The fault strains of people and society are going to be uncovered throughout a disaster, she stated.
To clarify her level, she stated there have been profiteers through the pandemic “prepared to make cash off human distress” by shopping for all of the hand sanitizer and promoting it at a mark up on Amazon. The identical can be true of societies.
“If a pandemic finds a society that’s fractured the place there may be mistrust, the place the general public well being system is uncared for or in decay … that’s going to be revealed.”
Pericles’ speech to rise above it
The plague raged in Athens by means of the summer season of 430 BC, with folks dying inside the town partitions by the tens of 1000’s. Surviving Athenians began in search of somebody in charge and finally directed their anger towards their chief, Pericles.
Pericles was in command of Athens for about three a long time when the plague hit and had even led the city-state into its golden age.
“Within the pages of Thucydides, I might say Pericles represents democratic management at its finest,” stated Clifford Orwin, creator of The Humanity of Thucydides, who teaches political science on the College of Toronto.
Pericles went earlier than his folks and made it clear to the fuming mob earlier than him that their anger was misplaced and that they needed to rise above it.

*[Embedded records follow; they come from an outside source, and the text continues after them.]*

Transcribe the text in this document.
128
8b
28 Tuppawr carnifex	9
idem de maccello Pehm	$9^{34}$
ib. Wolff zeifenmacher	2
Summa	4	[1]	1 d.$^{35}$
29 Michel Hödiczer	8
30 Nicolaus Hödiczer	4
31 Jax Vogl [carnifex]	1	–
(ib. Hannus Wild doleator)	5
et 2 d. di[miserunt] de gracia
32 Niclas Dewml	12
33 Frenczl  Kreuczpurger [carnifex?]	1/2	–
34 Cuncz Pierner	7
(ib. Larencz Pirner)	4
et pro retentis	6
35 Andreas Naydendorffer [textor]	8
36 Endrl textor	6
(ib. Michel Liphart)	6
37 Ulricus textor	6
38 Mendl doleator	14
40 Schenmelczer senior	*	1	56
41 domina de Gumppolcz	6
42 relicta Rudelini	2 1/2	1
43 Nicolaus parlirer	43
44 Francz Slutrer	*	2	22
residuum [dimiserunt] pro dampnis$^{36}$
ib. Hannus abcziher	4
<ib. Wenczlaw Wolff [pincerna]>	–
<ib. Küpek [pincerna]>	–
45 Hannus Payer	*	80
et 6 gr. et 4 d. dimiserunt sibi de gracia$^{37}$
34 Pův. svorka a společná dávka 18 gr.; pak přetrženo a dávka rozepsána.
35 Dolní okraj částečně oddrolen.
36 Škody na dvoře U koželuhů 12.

“A person could be doing properly in his personal affairs, but when his nation is destroyed, he nonetheless falls along with her,” Pericles stated. “Alternatively, if he’s faring badly whereas his nation is faring properly, then he’s extra prone to come by means of safely.”
Pericles then appealed to their higher natures, asking Athenians to proceed to assist one another.

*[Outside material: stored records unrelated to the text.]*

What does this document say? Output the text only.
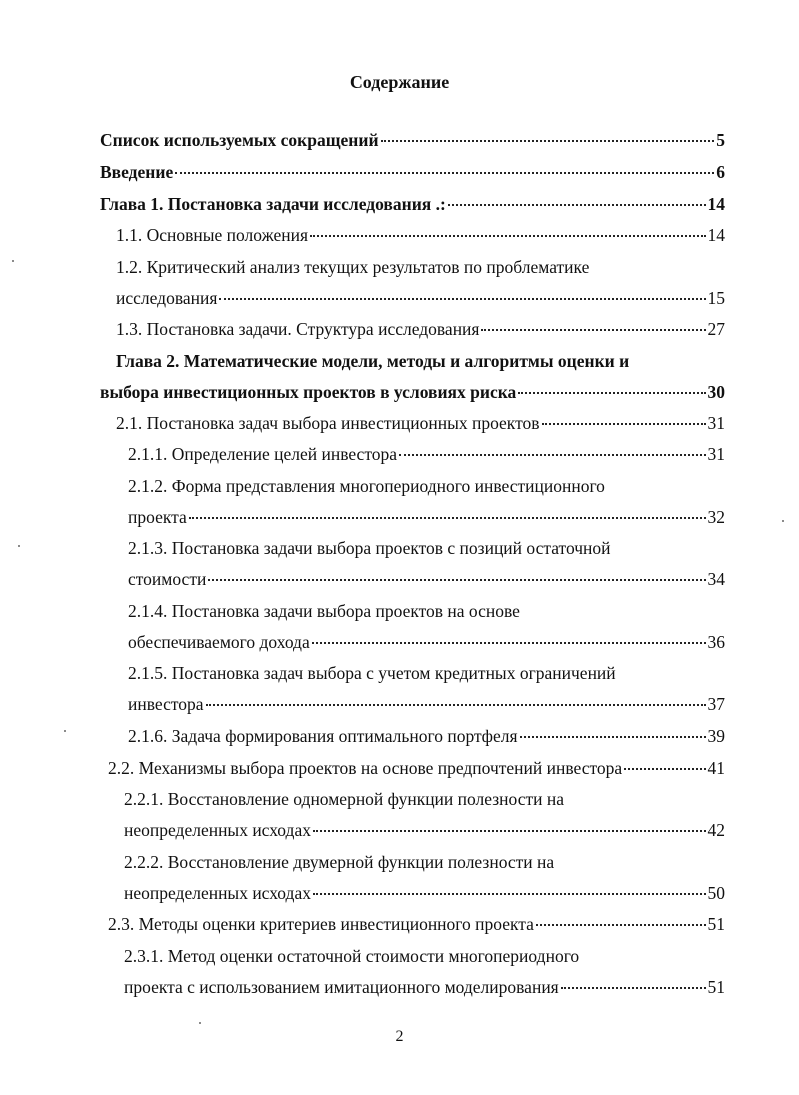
Содержание
Список используемых сокращений	5
Введение	6
Глава 1. Постановка задачи исследования .:	14
1.1. Основные положения	14
1.2. Критический анализ текущих результатов по проблематике
исследования	15
1.3. Постановка задачи. Структура исследования	27
Глава 2. Математические модели, методы и алгоритмы оценки и
выбора инвестиционных проектов в условиях риска	30
2.1. Постановка задач выбора инвестиционных проектов	31
2.1.1. Определение целей инвестора	31
2.1.2. Форма представления многопериодного инвестиционного
проекта	32
2.1.3. Постановка задачи выбора проектов с позиций остаточной
стоимости	34
2.1.4. Постановка задачи выбора проектов на основе
обеспечиваемого дохода	36
2.1.5. Постановка задач выбора с учетом кредитных ограничений
инвестора	37
2.1.6. Задача формирования оптимального портфеля	39
2.2. Механизмы выбора проектов на основе предпочтений инвестора	41
2.2.1. Восстановление одномерной функции полезности на
неопределенных исходах	42
2.2.2. Восстановление двумерной функции полезности на
неопределенных исходах	50
2.3. Методы оценки критериев инвестиционного проекта	51
2.3.1. Метод оценки остаточной стоимости многопериодного
проекта с использованием имитационного моделирования	51
2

“In your misery at your individual misfortunes, you might be sacrificing our widespread safety; you will need to subsequently put apart your non-public sorrows and focus on securing our widespread security,” he stated.

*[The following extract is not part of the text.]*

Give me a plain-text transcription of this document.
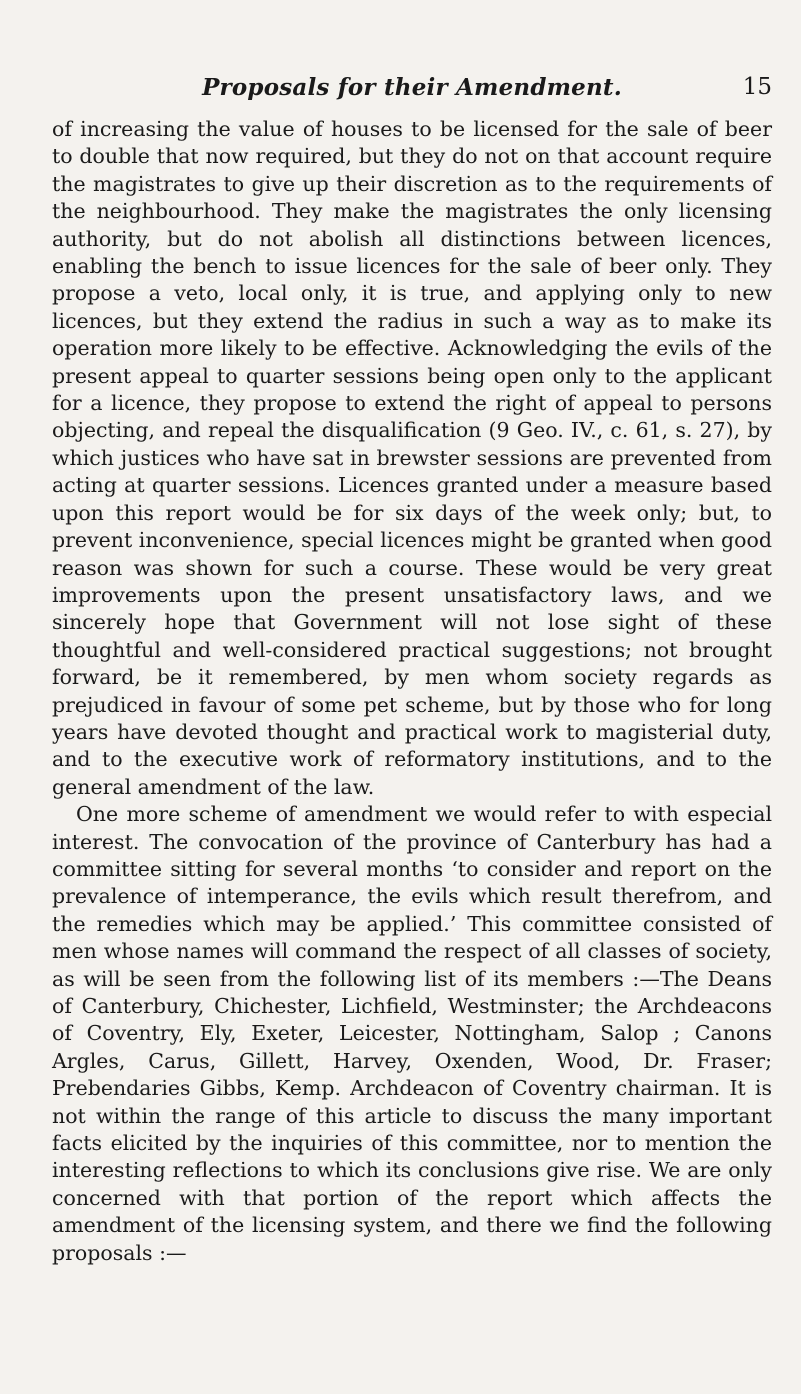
Proposals for their Amendment.	15

of increasing the value of houses to be licensed for the sale of beer to double that now required, but they do not on that account require the magistrates to give up their discretion as to the requirements of the neighbourhood. They make the magistrates the only licensing authority, but do not abolish all distinctions between licences, enabling the bench to issue licences for the sale of beer only. They propose a veto, local only, it is true, and applying only to new licences, but they extend the radius in such a way as to make its operation more likely to be effective. Acknowledging the evils of the present appeal to quarter sessions being open only to the applicant for a licence, they propose to extend the right of appeal to persons objecting, and repeal the disqualification (9 Geo. IV., c. 61, s. 27), by which justices who have sat in brewster sessions are prevented from acting at quarter sessions. Licences granted under a measure based upon this report would be for six days of the week only; but, to prevent inconvenience, special licences might be granted when good reason was shown for such a course. These would be very great improvements upon the present unsatisfactory laws, and we sincerely hope that Government will not lose sight of these thoughtful and well-considered practical suggestions; not brought forward, be it remembered, by men whom society regards as prejudiced in favour of some pet scheme, but by those who for long years have devoted thought and practical work to magisterial duty, and to the executive work of reformatory institutions, and to the general amendment of the law.

One more scheme of amendment we would refer to with especial interest. The convocation of the province of Canterbury has had a committee sitting for several months ‘to consider and report on the prevalence of intemperance, the evils which result therefrom, and the remedies which may be applied.’ This committee consisted of men whose names will command the respect of all classes of society, as will be seen from the following list of its members :—The Deans of Canterbury, Chichester, Lichfield, Westminster; the Archdeacons of Coventry, Ely, Exeter, Leicester, Nottingham, Salop ; Canons Argles, Carus, Gillett, Harvey, Oxenden, Wood, Dr. Fraser; Prebendaries Gibbs, Kemp. Archdeacon of Coventry chairman. It is not within the range of this article to discuss the many important facts elicited by the inquiries of this committee, nor to mention the interesting reflections to which its conclusions give rise. We are only concerned with that portion of the report which affects the amendment of the licensing system, and there we find the following proposals :—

“The essential argument that he makes is it’s a must to notice that your well-being as people actually is dependent upon the flourishing of the better society,” Orwin stated. “You have to hold the well-being of the society foremost in your ideas.”
Pericles would finally die from the plague.
When requested whether or not society has been capable of rise above and do what’s proper for the collective, Kinch Hoekstra, chancellor’s professor of political science and legislation at College of California, Berkeley, stated the outcomes are blended.
“[It varies] to a point from tradition to tradition … from one a part of a rustic to a different,” he stated. “And I believe one of many issues that clearly exacerbates issues is when the problem is what we would name politicized.”
So what recommendation ought to 21st century leaders take from how Pericles dealt with Athens’s disaster?
Orwin praised Pericles for his capacity to take care of that fashionable belief with out descending into “a sport of aggressive fomenting of distrust,” attribute of populistic democratic politics.
“I might say that it is this extraordinary capacity that Pericles has to satisfy the folks the place [they’re] at and [of] placing the plague into perspective as a horrible episode however nonetheless, only one episode, in a for much longer story of the wonderful historical past of Athens.”
Company on this episode:
Kinch Hoekstra is chancellor’s professor of political science and legislation at College of California, Berkeley. He’s the creator of Thucydides and the Politics of Necessity.
Katherine Kelaidis is resident scholar on the Nationwide Hellenic Museum and a visiting assistant professor in Classical Research at Loyola College Chicago.
Clifford Orwin is a professor of political science, classics and Jewish research on the College of Toronto. He is a senior fellow on the Berlin Thucydides Middle and creator of The Humanity of Thucydides.
For our excerpts, we drew from a 2013 version referred to as Thucydides: The Conflict of the Peloponnesians and the Athenians. It’s edited and translated by Jeremy Mynott.